ML: I'm actually getting a little bit tearful hearing that just because of how powerful that is. Thank you so much for sharing that. Given everything that we've discussed and everything that you've reflected on in this conversation, imagining somebody who's considering Meadville Lombard is reading this, what is your vision for the future of Unitarian Universalism? How do you think that Meadville Lombard as an institution and community can play a role in that?

My vision for Unitarian Universalism is as a force in our world for collective liberation. I believe that the foundation of Unitarian Universalism is an understanding that each of us is beautiful and worthy and each of us also is required to participate in change, in transformation, as part of what it means to be human. Unitarian Universalism challenges people to listen, to witness the experiences of people who are radically different from us, who believe different things, who come from different experiences, who share very little on the surface with us, and to integrate what we're witnessing into our being to make us better people.

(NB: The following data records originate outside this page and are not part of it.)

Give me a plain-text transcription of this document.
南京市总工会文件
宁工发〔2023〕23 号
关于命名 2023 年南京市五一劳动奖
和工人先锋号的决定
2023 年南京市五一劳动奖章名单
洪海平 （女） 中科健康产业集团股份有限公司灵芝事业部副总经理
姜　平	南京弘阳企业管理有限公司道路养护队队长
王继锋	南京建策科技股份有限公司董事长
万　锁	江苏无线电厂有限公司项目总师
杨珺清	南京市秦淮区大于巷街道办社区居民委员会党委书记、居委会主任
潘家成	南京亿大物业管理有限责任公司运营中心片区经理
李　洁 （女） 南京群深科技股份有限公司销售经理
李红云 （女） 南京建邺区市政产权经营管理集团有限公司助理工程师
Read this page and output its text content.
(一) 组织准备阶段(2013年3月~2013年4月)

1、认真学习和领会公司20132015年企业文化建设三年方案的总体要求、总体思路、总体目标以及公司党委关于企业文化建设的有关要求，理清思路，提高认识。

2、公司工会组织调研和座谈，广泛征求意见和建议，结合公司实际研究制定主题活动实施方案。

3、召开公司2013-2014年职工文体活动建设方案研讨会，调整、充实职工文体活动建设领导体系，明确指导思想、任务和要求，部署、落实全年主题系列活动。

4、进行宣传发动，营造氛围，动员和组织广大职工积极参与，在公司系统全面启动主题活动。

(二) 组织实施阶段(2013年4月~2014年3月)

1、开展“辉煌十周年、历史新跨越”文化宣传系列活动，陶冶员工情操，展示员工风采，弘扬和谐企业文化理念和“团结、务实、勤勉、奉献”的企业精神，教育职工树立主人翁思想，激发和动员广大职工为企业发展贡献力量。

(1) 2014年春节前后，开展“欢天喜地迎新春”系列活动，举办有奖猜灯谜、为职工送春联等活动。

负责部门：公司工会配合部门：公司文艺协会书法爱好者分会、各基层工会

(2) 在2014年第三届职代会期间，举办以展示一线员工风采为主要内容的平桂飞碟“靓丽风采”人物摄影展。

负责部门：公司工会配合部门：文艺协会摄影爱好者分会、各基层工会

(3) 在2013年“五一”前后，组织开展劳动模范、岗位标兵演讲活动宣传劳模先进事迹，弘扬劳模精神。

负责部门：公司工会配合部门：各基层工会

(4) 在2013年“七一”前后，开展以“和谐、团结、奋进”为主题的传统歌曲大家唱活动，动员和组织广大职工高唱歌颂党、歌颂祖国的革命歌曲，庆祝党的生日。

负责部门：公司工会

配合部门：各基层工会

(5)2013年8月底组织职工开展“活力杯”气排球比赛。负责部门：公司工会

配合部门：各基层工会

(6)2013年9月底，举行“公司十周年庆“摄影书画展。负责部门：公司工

I think we have a great possibility to be a force in our world for everyone's freedom, for everyone's liberation.  

I think that's where I'd like our institutions to push us toward. This notion that we all are worthy as we are, and also required to change and transform, is powerful. It's something our world needs to hear, right? It's something people who resist change need to hear. It's something people, who would marginalize others because of who they are, need to hear. I hope that Meadville Lombard is investing in equipping religious leaders for that sort of transformation, people who broaden our circle, people who don't keep those folks used to being at the center, at the center all the time.  

I have followed the ways in which ML's curriculum has changed and transformed over the years and I love that the School is asking students to engage in the work of crossing borders, of transformation, of being accountable in communities, and to do that reflection. Go do it and then come back into this community and we're going to reflect on it together and we're all going to learn from that experience and we're all going to be better because of it. I think it makes good ministers to do that. Do I know if Meadville Lombard is unique in that? I don't, it’s just that it's my alma mater, so it's the one I've been following.  

For me, it was important to go to a seminary that was a Unitarian Universalist school that forced me to think about my faith, and that all of its students were thinking about our shared faith in a way that was synergistic. It wasn't just me isolated, the only UU student there engaged in this reflection, but we could build on one another. I'm a big supporter of Unitarian Universalist identity seminaries for Unitarian Universalist candidates for ministry. Again, that narrows it down to two. Great. I don't think you can go wrong choosing from those two. I went to Meadville Lombard and did well as a result.  

Rev. Dr. Michael Tino

MDiv '07

Rev. Tino (they/them) serves in the Lead Ministry Team of the Church of the Larger Fellowship. They were the minister at the UU Fellowship of Northern Westchester for 15 years until the spring of 2022, and before that served six years as the UUA Director of Young Adult and Campus Ministry. Michael was a cell biologist before becoming a UU religious professional; they hold a Ph.D. from Duke University in that field. Michael's service to the UU faith includes a term on the UUA Board of Trustees, where they led the Board’s work to have UUA repudiate the Doctrine of Discovery, and leadership roles in Allies for Racial Equity. They currently serve on the Ministerial Fellowship Committee.